Dipendenti pubblici, le verità  che nessuno racconta

Leggiamo sul Piccolo di oggi che il numero dei lavoratori della sanità è cresciuto di 524 unità tra il 2008 e il 2009. Sullo stesso giornale abbiamo letto, giusto un mese fa, che tra gennaio e settembre 2010, nello stesso comparto, il personale era calato di 325 unità, di cui più della metà nel settore sanitario, quindi soprattutto infermieri. Questo per dire che i numeri andrebbero maneggiati con cautela.
È come quando si fa il minestrone: certo, ci si mette patate cavoli e prezzemolo, ma se il prezzemolo fosse nella stessa quantità dei cavoli o delle patate non sarebbe più un minestrone ma un infuso al prezzemolo. Questo paragone alimentare per sottolineare che una lettura dei numeri che si fermi alla superficie del dato è sempre fuorviante. Inoltre va sottolineato che i dati del conto annuale considerano come nuove assunzioni anche le stabilizzazioni dei precari.
Ma lasciando il 2009 e tornando al 2010, se in 9 mesi si perdono 325 lavoratori, quanti saranno persi alla fine dell’anno? I dati contraddicono quanto come Fp-Cgil abbiamo sempre sostenuto? No, gli stessi dati ci danno evidentemente ragione e poi, per chi non si fida degli sterili numeri, resta sempre la prova empirica di trovarsi in una corsia d’ospedale e verificare da utente, in prima persona se gli operatori del servizio sanitario sono in numero sufficiente o no per quel servizio che ognuno “pretende” per sé o per i propri cari in quei momenti.
La pubblicazione poi dei dati macro degli stipendi ci dà la possibilità di ragionare su come si imposta la “lettura” del lavoro pubblico: dati, numeri, stipendi…e non servizi resi, persone curate, anziani assistiti, evasori scoperti e via di questo passo. Cosa si vuole ottenere? Chi agisce in questo modo, consapevolmente o inconsapevolmente, asfalta la strada che porta alla chiusura anche di quella “fabbrica dei diritti” che il lavoro pubblico rappresenta, perché nel sistema pubblico ci si entra per concorso e non per chiamata individuale, perché con il lavoro pubblico si garantiscono uguali diritti alle persone, nella sanità, nella scuola, nell’assistenza, nel fisco, nella giustizia e via avanti.

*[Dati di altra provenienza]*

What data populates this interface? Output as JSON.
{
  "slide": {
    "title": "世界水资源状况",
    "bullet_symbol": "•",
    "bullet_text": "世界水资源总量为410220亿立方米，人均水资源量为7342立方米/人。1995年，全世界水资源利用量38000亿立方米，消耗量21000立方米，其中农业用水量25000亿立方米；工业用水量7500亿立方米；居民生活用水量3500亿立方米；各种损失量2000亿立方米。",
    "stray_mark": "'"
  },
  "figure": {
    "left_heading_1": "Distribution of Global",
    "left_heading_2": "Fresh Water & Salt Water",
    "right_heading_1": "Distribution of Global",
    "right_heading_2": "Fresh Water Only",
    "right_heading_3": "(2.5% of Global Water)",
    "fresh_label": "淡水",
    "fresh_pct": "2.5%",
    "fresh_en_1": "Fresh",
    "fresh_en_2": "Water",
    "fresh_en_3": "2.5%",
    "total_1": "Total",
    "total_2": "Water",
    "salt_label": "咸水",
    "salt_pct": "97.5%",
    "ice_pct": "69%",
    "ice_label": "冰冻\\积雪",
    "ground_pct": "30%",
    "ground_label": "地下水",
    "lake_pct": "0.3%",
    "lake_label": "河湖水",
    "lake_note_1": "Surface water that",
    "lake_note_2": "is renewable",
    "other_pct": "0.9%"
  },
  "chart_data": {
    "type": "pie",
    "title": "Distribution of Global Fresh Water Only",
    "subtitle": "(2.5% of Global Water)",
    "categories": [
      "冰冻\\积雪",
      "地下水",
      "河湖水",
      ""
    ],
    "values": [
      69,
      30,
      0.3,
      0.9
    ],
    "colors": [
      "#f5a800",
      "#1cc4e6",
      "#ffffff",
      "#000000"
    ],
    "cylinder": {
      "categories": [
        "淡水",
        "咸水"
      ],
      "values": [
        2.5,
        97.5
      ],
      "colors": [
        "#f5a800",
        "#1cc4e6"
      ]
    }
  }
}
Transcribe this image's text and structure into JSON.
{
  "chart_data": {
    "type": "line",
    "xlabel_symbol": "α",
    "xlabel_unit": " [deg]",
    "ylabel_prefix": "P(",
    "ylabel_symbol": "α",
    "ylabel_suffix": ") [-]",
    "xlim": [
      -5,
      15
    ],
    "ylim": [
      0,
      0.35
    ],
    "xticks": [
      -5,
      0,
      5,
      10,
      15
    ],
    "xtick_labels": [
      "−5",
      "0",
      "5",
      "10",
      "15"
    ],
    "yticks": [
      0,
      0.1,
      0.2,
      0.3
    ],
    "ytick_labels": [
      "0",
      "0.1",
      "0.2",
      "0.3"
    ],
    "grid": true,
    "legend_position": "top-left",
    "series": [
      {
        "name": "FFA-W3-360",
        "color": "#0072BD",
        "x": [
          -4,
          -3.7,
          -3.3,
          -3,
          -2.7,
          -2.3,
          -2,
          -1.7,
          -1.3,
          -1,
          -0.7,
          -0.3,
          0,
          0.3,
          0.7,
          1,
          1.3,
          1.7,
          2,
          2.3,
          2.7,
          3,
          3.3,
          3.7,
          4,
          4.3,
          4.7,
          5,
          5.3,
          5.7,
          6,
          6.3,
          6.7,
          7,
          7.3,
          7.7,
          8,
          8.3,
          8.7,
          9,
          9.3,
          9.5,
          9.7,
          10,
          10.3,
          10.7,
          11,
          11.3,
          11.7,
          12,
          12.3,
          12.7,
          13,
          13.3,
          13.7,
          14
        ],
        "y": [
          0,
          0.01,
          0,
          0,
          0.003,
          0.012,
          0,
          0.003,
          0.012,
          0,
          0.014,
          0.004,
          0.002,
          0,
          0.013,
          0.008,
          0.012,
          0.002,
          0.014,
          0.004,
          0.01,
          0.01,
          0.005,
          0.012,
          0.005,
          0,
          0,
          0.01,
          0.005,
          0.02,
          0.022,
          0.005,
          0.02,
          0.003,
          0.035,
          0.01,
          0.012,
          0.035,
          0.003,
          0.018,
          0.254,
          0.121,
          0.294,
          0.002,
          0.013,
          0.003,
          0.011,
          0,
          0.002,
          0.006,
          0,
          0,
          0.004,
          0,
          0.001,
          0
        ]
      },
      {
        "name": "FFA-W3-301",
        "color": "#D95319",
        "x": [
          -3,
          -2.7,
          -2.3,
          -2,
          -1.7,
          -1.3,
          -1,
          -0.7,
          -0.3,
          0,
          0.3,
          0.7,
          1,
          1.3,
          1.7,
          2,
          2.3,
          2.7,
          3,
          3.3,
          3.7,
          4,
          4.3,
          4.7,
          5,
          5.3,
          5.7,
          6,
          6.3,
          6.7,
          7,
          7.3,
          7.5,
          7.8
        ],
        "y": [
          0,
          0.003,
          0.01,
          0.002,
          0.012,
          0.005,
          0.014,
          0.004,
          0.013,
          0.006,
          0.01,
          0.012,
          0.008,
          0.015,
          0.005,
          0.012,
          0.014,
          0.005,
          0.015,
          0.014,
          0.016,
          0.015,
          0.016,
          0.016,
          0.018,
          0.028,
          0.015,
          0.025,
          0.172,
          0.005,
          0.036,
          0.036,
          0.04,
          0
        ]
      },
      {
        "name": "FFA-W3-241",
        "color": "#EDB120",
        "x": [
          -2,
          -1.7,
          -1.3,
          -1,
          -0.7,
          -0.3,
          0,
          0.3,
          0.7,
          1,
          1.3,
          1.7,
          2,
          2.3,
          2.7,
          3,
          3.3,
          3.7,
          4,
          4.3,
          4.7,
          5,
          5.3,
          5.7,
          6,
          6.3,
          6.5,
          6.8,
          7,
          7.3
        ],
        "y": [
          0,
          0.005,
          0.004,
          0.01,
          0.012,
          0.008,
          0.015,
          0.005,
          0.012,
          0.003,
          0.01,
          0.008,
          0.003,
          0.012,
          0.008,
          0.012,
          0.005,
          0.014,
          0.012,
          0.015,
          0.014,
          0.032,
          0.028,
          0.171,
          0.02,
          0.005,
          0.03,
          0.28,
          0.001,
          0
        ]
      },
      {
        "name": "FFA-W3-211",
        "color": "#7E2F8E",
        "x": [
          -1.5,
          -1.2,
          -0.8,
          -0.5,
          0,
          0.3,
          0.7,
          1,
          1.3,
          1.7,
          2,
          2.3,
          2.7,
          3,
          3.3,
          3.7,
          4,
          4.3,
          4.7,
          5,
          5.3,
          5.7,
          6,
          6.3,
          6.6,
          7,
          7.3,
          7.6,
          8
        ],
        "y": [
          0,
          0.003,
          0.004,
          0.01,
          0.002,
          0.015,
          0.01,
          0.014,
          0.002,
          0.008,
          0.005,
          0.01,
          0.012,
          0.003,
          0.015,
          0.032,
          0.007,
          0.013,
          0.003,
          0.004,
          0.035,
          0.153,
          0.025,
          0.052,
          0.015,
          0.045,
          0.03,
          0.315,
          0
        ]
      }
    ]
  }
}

Certo tutto è migliorabile, ma quando si presenta il lavoro pubblico solo con quei numeri e si dipingono diritti come privilegi, si dà ad intendere alle persone, ai cittadini che sarebbe meglio cercare strade individuali piuttosto che servizi collettivi per avere diritti e servizi. Le persone che lavorano nel pubblico percepiscono uno stipendio, come del resto tutti coloro che lavorano ed hanno il diritto di vederselo rinnovato con le stesse modalità utilizzate per tutti i lavoratori pubblici o privati che siano, e questo – è bene sottolinearlo – non accade per i lavoratori del comparto unico, che sono ancora in attesa del rinnovo contrattuale 2008-2009. In questa fase di crisi lo stipendio che viene dai settori pubblici è a volte l’unico che in famiglia è rimasto tale, eppure sembra quasi che i lavoratori si debbano vergognare per questo. Ma non sarebbe piuttosto motivo in più, per i datori di lavoro, per dare dignità e correttezza a quel rinnovo del contratto che i lavoratori aspettano da 36 mesi?
Schiacciare i diritti conquistati a chi li ha, ridurre i salari, eliminare i contratti non è il modo giusto per dare equità sociale a chi lavora. I datori di lavoro del comparto unico, Presidente Tondo in testa, dovrebbero trasformare le energie funeste che adoperano nei confronti del comparto in energia ed interventi positivi a favore dei lavoratori, pubblici o privati che siano. Una società che mette tutti nelle condizioni di crescere, di svilupparsi è una società più giusta più equlibrata, una società dove si continuano a mettere gli uni contro gli altri, in una spirale al ribasso senza fine, non ha in sé né capacità di sviluppo né di crescita sociale.